A domestic research team has succeeded in developing an ‘accelerator chip’ for supercomputers. Accelerator chips are core technologies used to increase the calculation speed of supercomputers. The research team expects that the developed accelerator chip will serve as a stepping stone to include Korea among the ranks of supercomputer manufacturing countries in the future.
The Electronics and Telecommunications Research Institute (ETRI) announced on the 30th that it has developed a supercomputer accelerator chip in the form of a system on chip (SoC, codename ‘K-AB21’).
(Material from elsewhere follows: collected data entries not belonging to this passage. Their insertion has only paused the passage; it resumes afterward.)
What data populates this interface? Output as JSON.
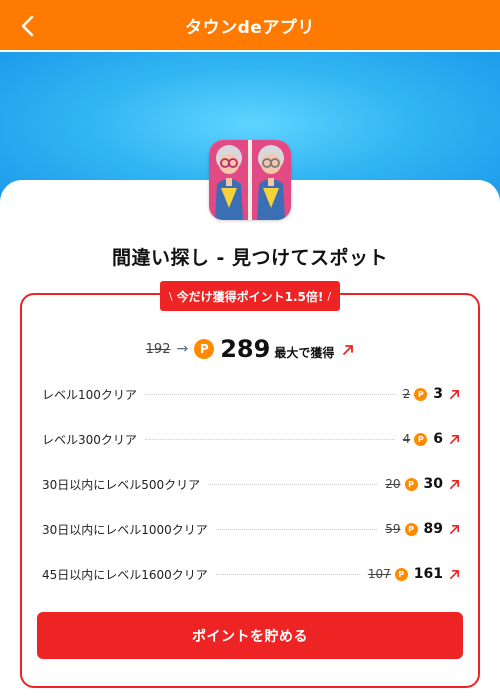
{
  "header": {
    "title": "タウンdeアプリ"
  },
  "app": {
    "title": "間違い探し - 見つけてスポット"
  },
  "promo": {
    "ribbon_text": "今だけ獲得ポイント1.5倍!",
    "slash_left": "\\",
    "slash_right": "/"
  },
  "summary": {
    "old_points": "192",
    "new_points": "289",
    "max_label": "最大で獲得",
    "coin_symbol": "P"
  },
  "tasks": [
    {
      "label": "レベル100クリア",
      "old": "2",
      "new": "3"
    },
    {
      "label": "レベル300クリア",
      "old": "4",
      "new": "6"
    },
    {
      "label": "30日以内にレベル500クリア",
      "old": "20",
      "new": "30"
    },
    {
      "label": "30日以内にレベル1000クリア",
      "old": "59",
      "new": "89"
    },
    {
      "label": "45日以内にレベル1600クリア",
      "old": "107",
      "new": "161"
    }
  ],
  "cta": {
    "label": "ポイントを貯める"
  },
  "colors": {
    "header": "#ff7a00",
    "accent_red": "#ee2424",
    "coin": "#ff8a00",
    "hero_blue": "#32b6f2"
  }
}
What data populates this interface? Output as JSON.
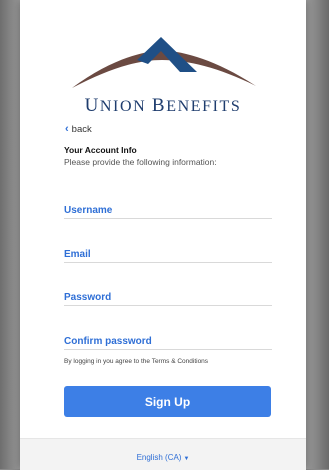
{
  "brand": {
    "name_first_initial": "U",
    "name_first_rest": "NION",
    "name_second_initial": "B",
    "name_second_rest": "ENEFITS",
    "colors": {
      "navy": "#1f3d6e",
      "brown": "#6b4a42",
      "accent": "#3d7fe6"
    }
  },
  "nav": {
    "back_label": "back"
  },
  "form": {
    "heading": "Your Account Info",
    "subheading": "Please provide the following information:",
    "username_label": "Username",
    "email_label": "Email",
    "password_label": "Password",
    "confirm_password_label": "Confirm password",
    "terms_text": "By logging in you agree to the Terms & Conditions",
    "submit_label": "Sign Up"
  },
  "footer": {
    "language_label": "English (CA)",
    "language_icon": "caret-down-icon"
  }
}
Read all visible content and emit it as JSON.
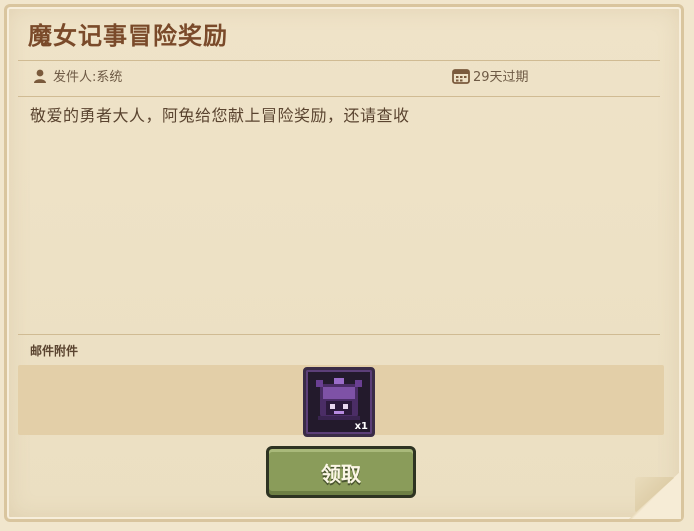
{
  "mail": {
    "title": "魔女记事冒险奖励",
    "sender": "发件人:系统",
    "expiry": "29天过期",
    "message": "敬爱的勇者大人，阿兔给您献上冒险奖励，还请查收",
    "attachments_label": "邮件附件",
    "attachments": [
      {
        "icon": "purple-monster-chest-icon",
        "count": "x1"
      }
    ],
    "claim_label": "领取"
  },
  "colors": {
    "title": "#7a4a2a",
    "paper": "#efe3c8",
    "attach_strip": "#e3cfa8",
    "button": "#8a9c5a",
    "item_slot": "#231a2c"
  }
}
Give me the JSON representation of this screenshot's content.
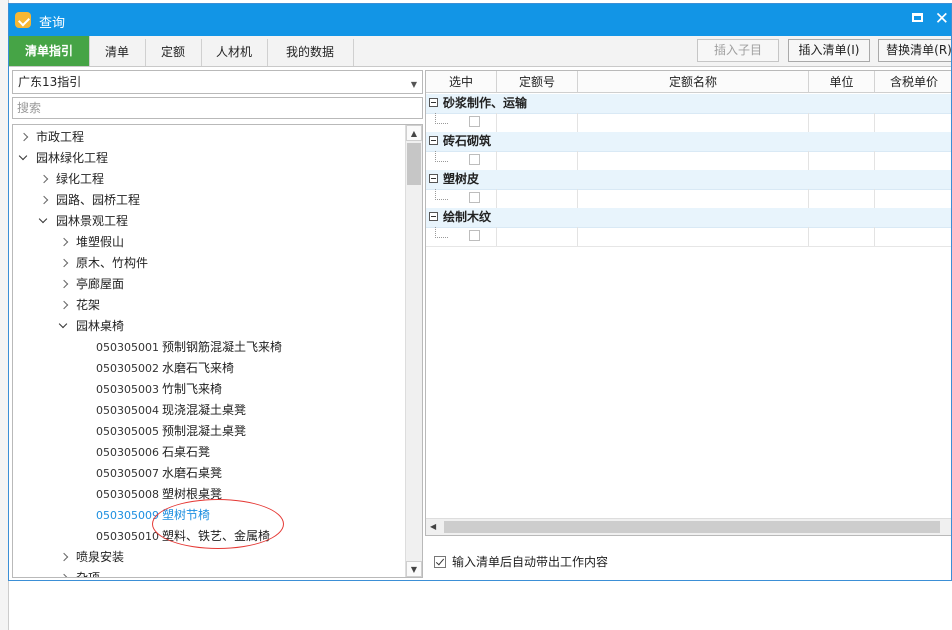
{
  "window": {
    "title": "查询",
    "icon": "app-logo-icon",
    "controls": {
      "maximize": "maximize-icon",
      "close": "close-icon"
    }
  },
  "tabs": [
    {
      "label": "清单指引",
      "active": true
    },
    {
      "label": "清单",
      "active": false
    },
    {
      "label": "定额",
      "active": false
    },
    {
      "label": "人材机",
      "active": false
    },
    {
      "label": "我的数据",
      "active": false
    }
  ],
  "toolbar": {
    "insert_child": "插入子目",
    "insert_list": "插入清单(I)",
    "replace_list": "替换清单(R)"
  },
  "left": {
    "category_selected": "广东13指引",
    "search_placeholder": "搜索",
    "tree": [
      {
        "label": "市政工程",
        "level": 0,
        "state": "collapsed"
      },
      {
        "label": "园林绿化工程",
        "level": 0,
        "state": "expanded"
      },
      {
        "label": "绿化工程",
        "level": 1,
        "state": "collapsed"
      },
      {
        "label": "园路、园桥工程",
        "level": 1,
        "state": "collapsed"
      },
      {
        "label": "园林景观工程",
        "level": 1,
        "state": "expanded"
      },
      {
        "label": "堆塑假山",
        "level": 2,
        "state": "collapsed"
      },
      {
        "label": "原木、竹构件",
        "level": 2,
        "state": "collapsed"
      },
      {
        "label": "亭廊屋面",
        "level": 2,
        "state": "collapsed"
      },
      {
        "label": "花架",
        "level": 2,
        "state": "collapsed",
        "selected": true
      },
      {
        "label": "园林桌椅",
        "level": 2,
        "state": "expanded"
      },
      {
        "code": "050305001",
        "label": "预制钢筋混凝土飞来椅",
        "level": 3
      },
      {
        "code": "050305002",
        "label": "水磨石飞来椅",
        "level": 3
      },
      {
        "code": "050305003",
        "label": "竹制飞来椅",
        "level": 3
      },
      {
        "code": "050305004",
        "label": "现浇混凝土桌凳",
        "level": 3
      },
      {
        "code": "050305005",
        "label": "预制混凝土桌凳",
        "level": 3
      },
      {
        "code": "050305006",
        "label": "石桌石凳",
        "level": 3
      },
      {
        "code": "050305007",
        "label": "水磨石桌凳",
        "level": 3
      },
      {
        "code": "050305008",
        "label": "塑树根桌凳",
        "level": 3
      },
      {
        "code": "050305009",
        "label": "塑树节椅",
        "level": 3,
        "highlighted": true
      },
      {
        "code": "050305010",
        "label": "塑料、铁艺、金属椅",
        "level": 3
      },
      {
        "label": "喷泉安装",
        "level": 2,
        "state": "collapsed"
      },
      {
        "label": "杂项",
        "level": 2,
        "state": "collapsed"
      }
    ]
  },
  "right": {
    "columns": [
      "选中",
      "定额号",
      "定额名称",
      "单位",
      "含税单价"
    ],
    "groups": [
      "砂浆制作、运输",
      "砖石砌筑",
      "塑树皮",
      "绘制木纹"
    ],
    "auto_fill_label": "输入清单后自动带出工作内容",
    "auto_fill_checked": true
  },
  "colors": {
    "titlebar": "#1295e6",
    "active_tab": "#46a446",
    "tree_selection": "#9ed4ff",
    "highlight_text": "#1d8fe0",
    "annotation_circle": "#e53935"
  }
}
Researchers who developed the nation's first accelerator chip and compute node for supercomputers are posing for a commemorative photo. Photo by Korea Electronics and Telecommunications Research Institute
The accelerator chip developed by ETRI measures 77㎜ x 67㎜ and was manufactured using a 12-nanometer process. The accelerator integrates a general-purpose processor and a 64-bit parallel arithmetic unit, delivering 8 teraflops (TFLOPS) performance for double-precision floating-point (FP64) parallel processing. One 3U-sized compute node can accommodate up to two accelerator chips, including a liquid cooling system.
Currently, supercomputers are only domestically produced in four countries: the United States, China, Japan, and France. These countries are enhancing computational performance by adopting general-purpose accelerators.
However, general-purpose accelerators focus on precision calculations for artificial intelligence, making them less efficient for traditional supercomputers that require high-precision calculations. Neural Processing Units (NPUs), accelerators for AI inference, support only low-precision calculations, making them unsuitable for accurate scientific computations and precise engineering simulations.
To address these issues, ETRI independently developed core technologies including a supercomputer accelerator chip (SoC), software (SW), and compute nodes aimed at accelerating traditional high-precision supercomputer applications. The developed accelerator chip contains ▲ high-performance cores ▲ over 4,000 parallel floating-point units ▲ ultra-high-speed interfaces such as DDR5 and PCIe GEN5. The software consists of a compiler, runtime, and device drivers.
ETRI is also looking at the possibility of entering the global market with the developed supercomputer accelerator. To this end, ETRI plans to participate in the world’s largest supercomputing technology exhibition held in Atlanta, USA, this November to demonstrate the functionality verification of the domestically developed supercomputer accelerator. In the first half of next year, it will promote a demonstration integrating high-performance computing servers and software.
Han Woo-jong, a research fellow at ETRI’s Supercomputing Systems Research Laboratory, said, “We will ensure that domestic technology can replace the accelerator market, which is monopolized by global big tech companies, at least in the supercomputer field. We hope that ETRI’s achievement will help transform supercomputing systems, which have so far been entirely dependent on foreign products, into domestic technology.”